After clicking, the point is added to the table with a description of the anchor points. This way we add as many anchor points as possible. It is advisable to place the points evenly across the linked image. The more distorted the source image is, the more anchor points are required. The minimum number of anchor points is 3.
Next, set the transformation parameters. To do this, click the gear on the toolbar. In the window that opens, set the following required values: transformation type, interpolation method, target coordinate system, target raster. The remaining parameters are optional and can be left with default values.
The quality of the snap depends on the number of snap points and the choice of transformation method. You can read more about transformation methods.
One of the key points is to correctly specify the target coordinate system. If you entered coordinates obtained using a GPS navigator, then indicate the coordinate system specified in the GPS navigator settings, most often this is WGS 84 (EPSG:4326). If we took the coordinates from the map, then we indicate the coordinate system of the working project. In our case, this is WGS 84 / Pseudo Mercator (EPSG:3857) which is “native” for such map services as OpenStreetMap, ArcGIS Online and many others.
Having set the transformation parameters, we start the binding process by clicking the green triangle on the toolbar or selecting the appropriate item in the “File” menu. As a result of raster binding, a file in GeoTIFF format will be obtained.
If in the transformation parameters window you checked the “Open QGIS result” option, then after the binding process is completed, the resulting layer will be added to the working project on top of the base map.

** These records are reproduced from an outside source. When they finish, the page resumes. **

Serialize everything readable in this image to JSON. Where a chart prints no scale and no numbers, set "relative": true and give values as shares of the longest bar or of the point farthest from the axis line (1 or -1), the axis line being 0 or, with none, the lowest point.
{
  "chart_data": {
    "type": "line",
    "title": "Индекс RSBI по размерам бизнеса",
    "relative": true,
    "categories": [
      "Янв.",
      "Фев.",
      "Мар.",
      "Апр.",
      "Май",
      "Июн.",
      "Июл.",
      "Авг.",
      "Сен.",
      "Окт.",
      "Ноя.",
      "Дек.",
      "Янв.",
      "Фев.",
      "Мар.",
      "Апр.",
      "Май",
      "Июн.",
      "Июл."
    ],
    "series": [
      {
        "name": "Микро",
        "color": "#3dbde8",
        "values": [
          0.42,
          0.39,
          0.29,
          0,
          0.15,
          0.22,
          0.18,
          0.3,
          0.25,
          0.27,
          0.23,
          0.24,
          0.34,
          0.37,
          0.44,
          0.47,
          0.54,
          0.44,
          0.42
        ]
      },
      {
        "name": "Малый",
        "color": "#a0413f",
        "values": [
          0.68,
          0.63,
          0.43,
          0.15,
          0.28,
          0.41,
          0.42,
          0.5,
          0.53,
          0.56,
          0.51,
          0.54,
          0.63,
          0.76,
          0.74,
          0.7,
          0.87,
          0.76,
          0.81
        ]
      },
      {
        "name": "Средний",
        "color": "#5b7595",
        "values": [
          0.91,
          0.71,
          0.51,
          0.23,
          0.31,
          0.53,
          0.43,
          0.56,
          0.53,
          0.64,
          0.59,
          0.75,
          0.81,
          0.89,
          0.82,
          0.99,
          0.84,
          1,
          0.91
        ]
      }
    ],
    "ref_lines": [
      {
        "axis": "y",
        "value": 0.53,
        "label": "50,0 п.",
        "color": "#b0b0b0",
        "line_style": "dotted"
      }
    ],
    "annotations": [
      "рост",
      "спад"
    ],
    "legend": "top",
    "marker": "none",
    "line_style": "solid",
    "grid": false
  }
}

An important nuance is that as a result of the module’s operation, the resulting raster has the coordinate system specified in the transformation parameters, but it does not contain information about exactly what projection of the raster it is. For this reason, it may be present in the list of layers, but not displayed on the map. In this case, you need to go to the “layer properties” and specify the desired coordinate system manually.
Once you have explicitly specified the correct coordinate system, the image will be positioned in the correct location.
By adjusting the transparency, we can hide the black fields along the edges of the linked image that resulted from the transformation.
We can also check the correctness of the binding by specifying the layer transparency at 50%.